For many fund managers, 2014 has been a more difficult year than any other in the preceding decade. This lack of performance has precipitated a great deal of criticism from many private and institutional investors. According to a stock market report published by Bank of America Merrill Lynch, no more than 20 percent of fund managers have been successful in beating the market through the end of October this year.
To further their woes, the most devoured technology and energy stocks have also faded in October, because of concerns towards a slowing of the global economy, heightened valuation of stocks and descending crude prices. BofA data includes all large-cap equity funds in the United States. It also covers the stocks tilted towards value stocks or growth companies that are managed. This year only 17.7 percent of stocks in the market have outperformed the Russell 1000 index of large-cap fund versus 40.5 percent in the previous year. BofA has analyzed performance of the fund managers since 2003 and has found it positive only in 2007. With $199 billion being put into ETFs in the first three quarters of 2014, the total investment in these index has reached $2.6 trillion.
Mutual funds with focus on low-cost stocks also have become attractive for investors.

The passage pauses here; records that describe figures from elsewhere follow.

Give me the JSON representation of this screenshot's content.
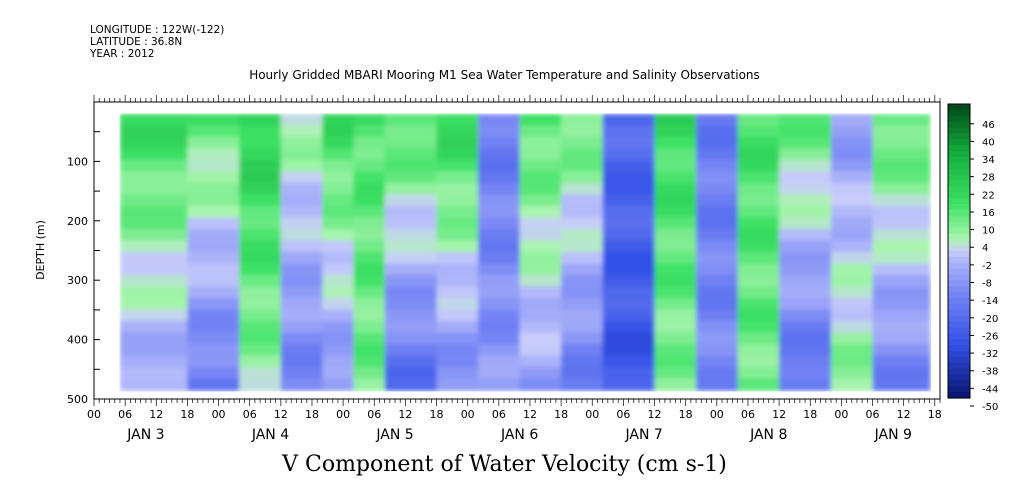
{
  "header": {
    "longitude": "LONGITUDE : 122W(-122)",
    "latitude": "LATITUDE : 36.8N",
    "year": "YEAR : 2012",
    "title": "Hourly Gridded MBARI Mooring M1 Sea Water Temperature and Salinity Observations",
    "variable": "V Component of Water Velocity (cm s-1)"
  },
  "chart_data": {
    "type": "heatmap",
    "title": "Hourly Gridded MBARI Mooring M1 Sea Water Temperature and Salinity Observations",
    "subtitle": "V Component of Water Velocity (cm s-1)",
    "ylabel": "DEPTH (m)",
    "xlabel": "",
    "y_inverted": true,
    "ylim": [
      500,
      0
    ],
    "y_ticks": [
      100,
      200,
      300,
      400,
      500
    ],
    "x_hour_ticks": [
      "00",
      "06",
      "12",
      "18",
      "00",
      "06",
      "12",
      "18",
      "00",
      "06",
      "12",
      "18",
      "00",
      "06",
      "12",
      "18",
      "00",
      "06",
      "12",
      "18",
      "00",
      "06",
      "12",
      "18",
      "00",
      "06",
      "12",
      "18"
    ],
    "x_day_labels": [
      "JAN 3",
      "JAN 4",
      "JAN 5",
      "JAN 6",
      "JAN 7",
      "JAN 8",
      "JAN 9"
    ],
    "x_range_hours": [
      0,
      163
    ],
    "data_x_range_hours": [
      5,
      161
    ],
    "data_depth_range": [
      20,
      485
    ],
    "colorbar_ticks": [
      46,
      40,
      34,
      28,
      22,
      16,
      10,
      4,
      -2,
      -8,
      -14,
      -20,
      -26,
      -32,
      -38,
      -44,
      -50
    ],
    "colorbar_range": [
      -50,
      50
    ],
    "colors": {
      "strong_positive": "#004d1a",
      "positive": "#22e05a",
      "weak_positive": "#a8f0b0",
      "weak_negative": "#b4b8f8",
      "negative": "#6677ee",
      "strong_negative": "#0a1a80"
    },
    "bands": [
      {
        "x0": 5,
        "x1": 18,
        "v_top": 18,
        "v_bottom": -8
      },
      {
        "x0": 18,
        "x1": 28,
        "v_top": 12,
        "v_bottom": -18
      },
      {
        "x0": 28,
        "x1": 36,
        "v_top": 22,
        "v_bottom": 6
      },
      {
        "x0": 36,
        "x1": 44,
        "v_top": 6,
        "v_bottom": -16
      },
      {
        "x0": 44,
        "x1": 50,
        "v_top": 18,
        "v_bottom": -12
      },
      {
        "x0": 50,
        "x1": 56,
        "v_top": 14,
        "v_bottom": 10
      },
      {
        "x0": 56,
        "x1": 66,
        "v_top": 16,
        "v_bottom": -22
      },
      {
        "x0": 66,
        "x1": 74,
        "v_top": 20,
        "v_bottom": -14
      },
      {
        "x0": 74,
        "x1": 82,
        "v_top": -18,
        "v_bottom": -10
      },
      {
        "x0": 82,
        "x1": 90,
        "v_top": 14,
        "v_bottom": -8
      },
      {
        "x0": 90,
        "x1": 98,
        "v_top": 12,
        "v_bottom": -18
      },
      {
        "x0": 98,
        "x1": 108,
        "v_top": -24,
        "v_bottom": -30
      },
      {
        "x0": 108,
        "x1": 116,
        "v_top": 18,
        "v_bottom": 8
      },
      {
        "x0": 116,
        "x1": 124,
        "v_top": -18,
        "v_bottom": -14
      },
      {
        "x0": 124,
        "x1": 132,
        "v_top": 16,
        "v_bottom": 10
      },
      {
        "x0": 132,
        "x1": 142,
        "v_top": 12,
        "v_bottom": -22
      },
      {
        "x0": 142,
        "x1": 150,
        "v_top": -10,
        "v_bottom": 8
      },
      {
        "x0": 150,
        "x1": 161,
        "v_top": 14,
        "v_bottom": -16
      }
    ]
  }
}
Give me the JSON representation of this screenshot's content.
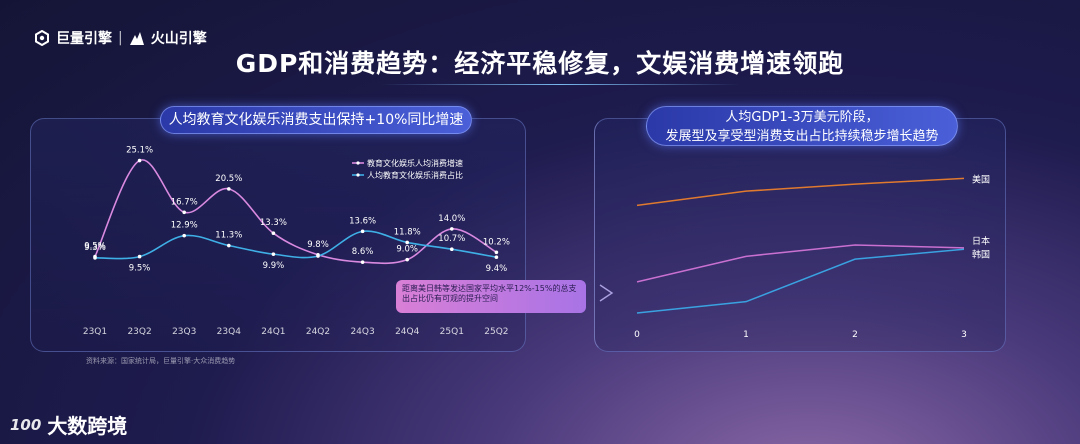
{
  "header": {
    "brand1": "巨量引擎",
    "brand_sep": "|",
    "brand2": "火山引擎",
    "title": "GDP和消费趋势：经济平稳修复，文娱消费增速领跑"
  },
  "left_panel": {
    "heading": "人均教育文化娱乐消费支出保持+10%同比增速",
    "note": "距离美日韩等发达国家平均水平12%-15%的总支出占比仍有可观的提升空间",
    "source": "资料来源：国家统计局，巨量引擎·大众消费趋势"
  },
  "right_panel": {
    "heading_line1": "人均GDP1-3万美元阶段，",
    "heading_line2": "发展型及享受型消费支出占比持续稳步增长趋势"
  },
  "footer": {
    "logo_text": "大数跨境",
    "logo_mark": "100"
  },
  "chart_data": [
    {
      "type": "line",
      "categories": [
        "23Q1",
        "23Q2",
        "23Q3",
        "23Q4",
        "24Q1",
        "24Q2",
        "24Q3",
        "24Q4",
        "25Q1",
        "25Q2"
      ],
      "series": [
        {
          "name": "教育文化娱乐人均消费增速",
          "color": "#d98ae0",
          "values": [
            9.5,
            25.1,
            16.7,
            20.5,
            13.3,
            9.8,
            8.6,
            9.0,
            14.0,
            10.2
          ],
          "labels": [
            "9.5%",
            "25.1%",
            "16.7%",
            "20.5%",
            "13.3%",
            "9.8%",
            "8.6%",
            "9.0%",
            "14.0%",
            "10.2%"
          ]
        },
        {
          "name": "人均教育文化娱乐消费占比",
          "color": "#3fb0e6",
          "values": [
            9.3,
            9.5,
            12.9,
            11.3,
            9.9,
            9.6,
            13.6,
            11.8,
            10.7,
            9.4
          ],
          "labels": [
            "9.3%",
            "9.5%",
            "12.9%",
            "11.3%",
            "9.9%",
            "",
            "13.6%",
            "11.8%",
            "10.7%",
            "9.4%"
          ]
        }
      ],
      "ylim": [
        7,
        26
      ]
    },
    {
      "type": "line",
      "x": [
        0,
        1,
        2,
        3
      ],
      "x_ticks": [
        "0",
        "1",
        "2",
        "3"
      ],
      "series": [
        {
          "name": "美国",
          "color": "#e07a2e",
          "values": [
            0.74,
            0.79,
            0.815,
            0.835
          ]
        },
        {
          "name": "日本",
          "color": "#c970d0",
          "values": [
            0.47,
            0.56,
            0.6,
            0.59
          ]
        },
        {
          "name": "韩国",
          "color": "#3aa2e0",
          "values": [
            0.36,
            0.4,
            0.55,
            0.585
          ]
        }
      ],
      "ylim": [
        0.3,
        0.9
      ]
    }
  ]
}
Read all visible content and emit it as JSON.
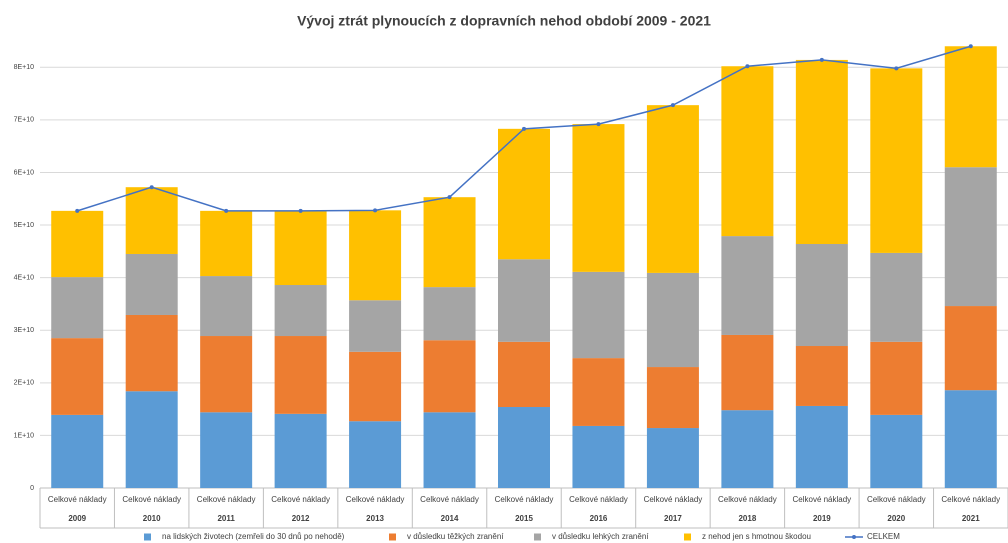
{
  "chart_data": {
    "type": "bar",
    "stacked": true,
    "title": "Vývoj ztrát plynoucích z dopravních nehod období 2009 - 2021",
    "sub_label": "Celkové náklady",
    "categories": [
      "2009",
      "2010",
      "2011",
      "2012",
      "2013",
      "2014",
      "2015",
      "2016",
      "2017",
      "2018",
      "2019",
      "2020",
      "2021"
    ],
    "series": [
      {
        "name": "na lidských životech (zemřeli do 30 dnů po nehodě)",
        "color": "#5b9bd5",
        "values": [
          13900000000,
          18400000000,
          14400000000,
          14100000000,
          12700000000,
          14400000000,
          15400000000,
          11800000000,
          11400000000,
          14800000000,
          15600000000,
          13900000000,
          18600000000
        ]
      },
      {
        "name": "v důsledku těžkých zranění",
        "color": "#ed7d31",
        "values": [
          14600000000,
          14500000000,
          14500000000,
          14800000000,
          13200000000,
          13700000000,
          12400000000,
          12900000000,
          11600000000,
          14300000000,
          11400000000,
          13900000000,
          16000000000
        ]
      },
      {
        "name": "v důsledku lehkých zranění",
        "color": "#a5a5a5",
        "values": [
          11600000000,
          11600000000,
          11400000000,
          9700000000,
          9800000000,
          10100000000,
          15700000000,
          16400000000,
          17900000000,
          18800000000,
          19400000000,
          16900000000,
          26400000000
        ]
      },
      {
        "name": "z nehod jen s hmotnou škodou",
        "color": "#ffc000",
        "values": [
          12600000000,
          12700000000,
          12400000000,
          14100000000,
          17100000000,
          17100000000,
          24800000000,
          28100000000,
          31900000000,
          32300000000,
          35000000000,
          35100000000,
          23000000000
        ]
      },
      {
        "name": "CELKEM",
        "type": "line",
        "color": "#4472c4",
        "values": [
          52700000000,
          57200000000,
          52700000000,
          52700000000,
          52800000000,
          55300000000,
          68300000000,
          69200000000,
          72800000000,
          80200000000,
          81400000000,
          79800000000,
          84000000000
        ]
      }
    ],
    "ylim": [
      0,
      85000000000
    ],
    "yticks": [
      0,
      {
        "value": 10000000000,
        "label": "1E+10"
      },
      {
        "value": 20000000000,
        "label": "2E+10"
      },
      {
        "value": 30000000000,
        "label": "3E+10"
      },
      {
        "value": 40000000000,
        "label": "4E+10"
      },
      {
        "value": 50000000000,
        "label": "5E+10"
      },
      {
        "value": 60000000000,
        "label": "6E+10"
      },
      {
        "value": 70000000000,
        "label": "7E+10"
      },
      {
        "value": 80000000000,
        "label": "8E+10"
      }
    ],
    "grid": true,
    "legend": "bottom"
  }
}
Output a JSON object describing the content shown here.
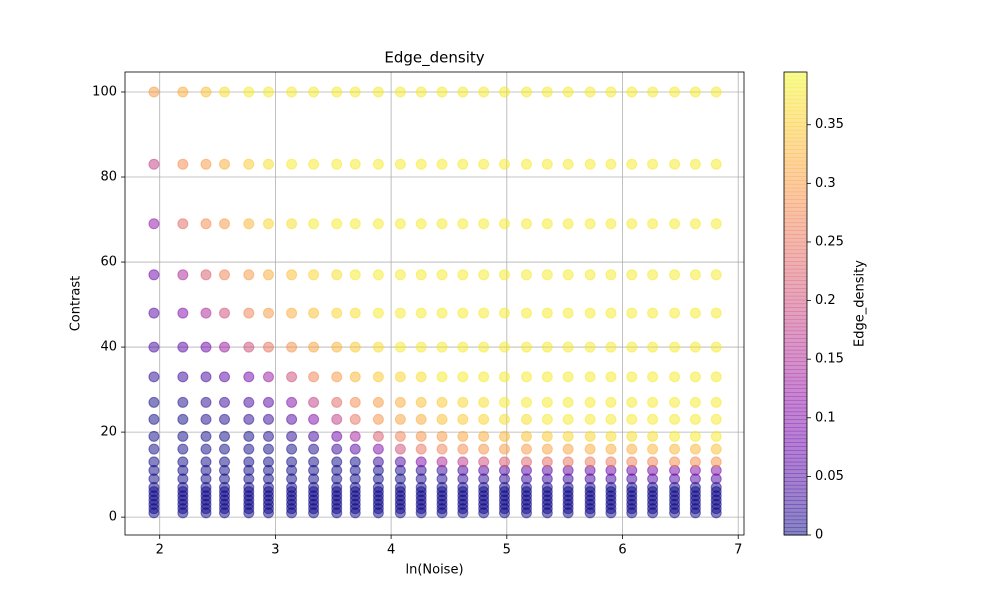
{
  "chart_data": {
    "type": "scatter",
    "title": "Edge_density",
    "x_label": "ln(Noise)",
    "y_label": "Contrast",
    "x": [
      1.95,
      2.2,
      2.4,
      2.56,
      2.77,
      2.94,
      3.14,
      3.33,
      3.53,
      3.69,
      3.89,
      4.08,
      4.26,
      4.44,
      4.62,
      4.8,
      4.98,
      5.17,
      5.35,
      5.53,
      5.72,
      5.9,
      6.08,
      6.26,
      6.45,
      6.63,
      6.81
    ],
    "y": [
      1,
      2,
      3,
      4,
      5,
      6,
      7,
      9,
      11,
      13,
      16,
      19,
      23,
      27,
      33,
      40,
      48,
      57,
      69,
      83,
      100
    ],
    "values": [
      [
        0,
        0,
        0,
        0,
        0,
        0,
        0,
        0,
        0,
        0,
        0,
        0,
        0,
        0,
        0,
        0,
        0,
        0,
        0,
        0,
        0,
        0,
        0,
        0,
        0,
        0,
        0
      ],
      [
        0,
        0,
        0,
        0,
        0,
        0,
        0,
        0,
        0,
        0,
        0,
        0,
        0,
        0,
        0,
        0,
        0,
        0,
        0,
        0,
        0,
        0,
        0,
        0,
        0,
        0,
        0
      ],
      [
        0,
        0,
        0,
        0,
        0,
        0,
        0,
        0,
        0,
        0,
        0,
        0,
        0,
        0,
        0,
        0,
        0,
        0,
        0,
        0,
        0,
        0,
        0,
        0,
        0,
        0,
        0
      ],
      [
        0,
        0,
        0,
        0,
        0,
        0,
        0,
        0,
        0,
        0,
        0,
        0,
        0,
        0,
        0,
        0,
        0,
        0,
        0,
        0,
        0,
        0,
        0,
        0,
        0,
        0,
        0
      ],
      [
        0,
        0,
        0,
        0,
        0,
        0,
        0,
        0,
        0,
        0,
        0,
        0,
        0,
        0,
        0,
        0,
        0,
        0,
        0,
        0,
        0,
        0,
        0,
        0,
        0,
        0,
        0
      ],
      [
        0,
        0,
        0,
        0,
        0,
        0,
        0,
        0,
        0,
        0,
        0,
        0,
        0,
        0,
        0,
        0,
        0,
        0,
        0,
        0,
        0,
        0,
        0,
        0,
        0,
        0,
        0
      ],
      [
        0,
        0,
        0,
        0,
        0,
        0,
        0,
        0,
        0,
        0,
        0,
        0,
        0,
        0,
        0,
        0,
        0,
        0,
        0,
        0,
        0,
        0,
        0,
        0,
        0,
        0,
        0
      ],
      [
        0,
        0,
        0,
        0,
        0,
        0,
        0,
        0,
        0,
        0,
        0,
        0,
        0.01,
        0.01,
        0.02,
        0.02,
        0.02,
        0.03,
        0.03,
        0.03,
        0.04,
        0.04,
        0.04,
        0.05,
        0.05,
        0.05,
        0.05
      ],
      [
        0,
        0,
        0,
        0,
        0,
        0,
        0,
        0,
        0,
        0,
        0,
        0.01,
        0.02,
        0.03,
        0.04,
        0.05,
        0.05,
        0.06,
        0.06,
        0.07,
        0.07,
        0.08,
        0.08,
        0.09,
        0.09,
        0.1,
        0.1
      ],
      [
        0,
        0,
        0,
        0,
        0,
        0,
        0,
        0,
        0,
        0,
        0.03,
        0.05,
        0.1,
        0.15,
        0.17,
        0.2,
        0.22,
        0.23,
        0.24,
        0.25,
        0.26,
        0.26,
        0.27,
        0.27,
        0.28,
        0.28,
        0.29
      ],
      [
        0,
        0,
        0,
        0,
        0,
        0,
        0,
        0.01,
        0.03,
        0.06,
        0.1,
        0.2,
        0.25,
        0.27,
        0.28,
        0.29,
        0.3,
        0.3,
        0.31,
        0.31,
        0.32,
        0.32,
        0.32,
        0.33,
        0.33,
        0.33,
        0.34
      ],
      [
        0,
        0,
        0,
        0,
        0,
        0.01,
        0.02,
        0.04,
        0.08,
        0.14,
        0.22,
        0.27,
        0.29,
        0.3,
        0.31,
        0.32,
        0.33,
        0.34,
        0.35,
        0.36,
        0.36,
        0.37,
        0.37,
        0.37,
        0.38,
        0.38,
        0.38
      ],
      [
        0,
        0,
        0.01,
        0.01,
        0.02,
        0.03,
        0.05,
        0.1,
        0.18,
        0.25,
        0.29,
        0.31,
        0.32,
        0.34,
        0.35,
        0.36,
        0.37,
        0.37,
        0.38,
        0.38,
        0.38,
        0.38,
        0.38,
        0.38,
        0.38,
        0.38,
        0.38
      ],
      [
        0,
        0.01,
        0.02,
        0.03,
        0.04,
        0.06,
        0.1,
        0.18,
        0.24,
        0.28,
        0.3,
        0.32,
        0.34,
        0.35,
        0.36,
        0.37,
        0.38,
        0.38,
        0.38,
        0.38,
        0.38,
        0.38,
        0.38,
        0.38,
        0.38,
        0.38,
        0.38
      ],
      [
        0.02,
        0.03,
        0.04,
        0.06,
        0.09,
        0.13,
        0.2,
        0.27,
        0.3,
        0.33,
        0.35,
        0.36,
        0.37,
        0.38,
        0.38,
        0.38,
        0.38,
        0.38,
        0.38,
        0.38,
        0.38,
        0.38,
        0.38,
        0.38,
        0.38,
        0.38,
        0.38
      ],
      [
        0.04,
        0.06,
        0.08,
        0.13,
        0.2,
        0.25,
        0.29,
        0.31,
        0.33,
        0.35,
        0.37,
        0.38,
        0.38,
        0.38,
        0.38,
        0.38,
        0.38,
        0.38,
        0.38,
        0.38,
        0.38,
        0.38,
        0.38,
        0.38,
        0.38,
        0.38,
        0.38
      ],
      [
        0.06,
        0.1,
        0.15,
        0.2,
        0.27,
        0.3,
        0.32,
        0.34,
        0.36,
        0.37,
        0.38,
        0.38,
        0.38,
        0.38,
        0.38,
        0.38,
        0.38,
        0.38,
        0.38,
        0.38,
        0.38,
        0.38,
        0.38,
        0.38,
        0.38,
        0.38,
        0.38
      ],
      [
        0.08,
        0.15,
        0.22,
        0.27,
        0.3,
        0.32,
        0.34,
        0.36,
        0.37,
        0.38,
        0.38,
        0.38,
        0.38,
        0.38,
        0.38,
        0.38,
        0.38,
        0.38,
        0.38,
        0.38,
        0.38,
        0.38,
        0.38,
        0.38,
        0.38,
        0.38,
        0.38
      ],
      [
        0.12,
        0.24,
        0.28,
        0.3,
        0.33,
        0.36,
        0.37,
        0.38,
        0.38,
        0.38,
        0.38,
        0.38,
        0.38,
        0.38,
        0.38,
        0.38,
        0.38,
        0.38,
        0.38,
        0.38,
        0.38,
        0.38,
        0.38,
        0.38,
        0.38,
        0.38,
        0.38
      ],
      [
        0.18,
        0.28,
        0.3,
        0.32,
        0.35,
        0.37,
        0.38,
        0.38,
        0.38,
        0.38,
        0.38,
        0.38,
        0.38,
        0.38,
        0.38,
        0.38,
        0.38,
        0.38,
        0.38,
        0.38,
        0.38,
        0.38,
        0.38,
        0.38,
        0.38,
        0.38,
        0.38
      ],
      [
        0.3,
        0.32,
        0.34,
        0.37,
        0.38,
        0.38,
        0.38,
        0.38,
        0.38,
        0.38,
        0.38,
        0.38,
        0.38,
        0.38,
        0.38,
        0.38,
        0.38,
        0.38,
        0.38,
        0.38,
        0.38,
        0.38,
        0.38,
        0.38,
        0.38,
        0.38,
        0.38
      ]
    ],
    "xlim": [
      1.7,
      7.05
    ],
    "ylim": [
      -4.2,
      104.7
    ],
    "xticks": [
      2,
      3,
      4,
      5,
      6,
      7
    ],
    "yticks": [
      0,
      20,
      40,
      60,
      80,
      100
    ],
    "grid": true,
    "colormap": "plasma",
    "alpha": 0.5,
    "colorbar": {
      "label": "Edge_density",
      "lim": [
        0,
        0.395
      ],
      "ticks": [
        0,
        0.05,
        0.1,
        0.15,
        0.2,
        0.25,
        0.3,
        0.35
      ]
    }
  }
}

For example, the Vanguard Total Stock Market Index fund has toppled the the Pimco Total Return Bond fund behind for status as the world’s largest mutual fund with a market capitalization of $370bn. Some working fund managers have tried to justify the unexpected growth of passive funds by arguing that while a normal manager may perform below expectations, it is likely that an active fund management has the capacity to outperform the market on a consistent basis. Nevertheless, BofA suggests that most active funds are trailing the performance of the Russell 1000, which has risen by 9.6 percent this year. Good luck for 2015!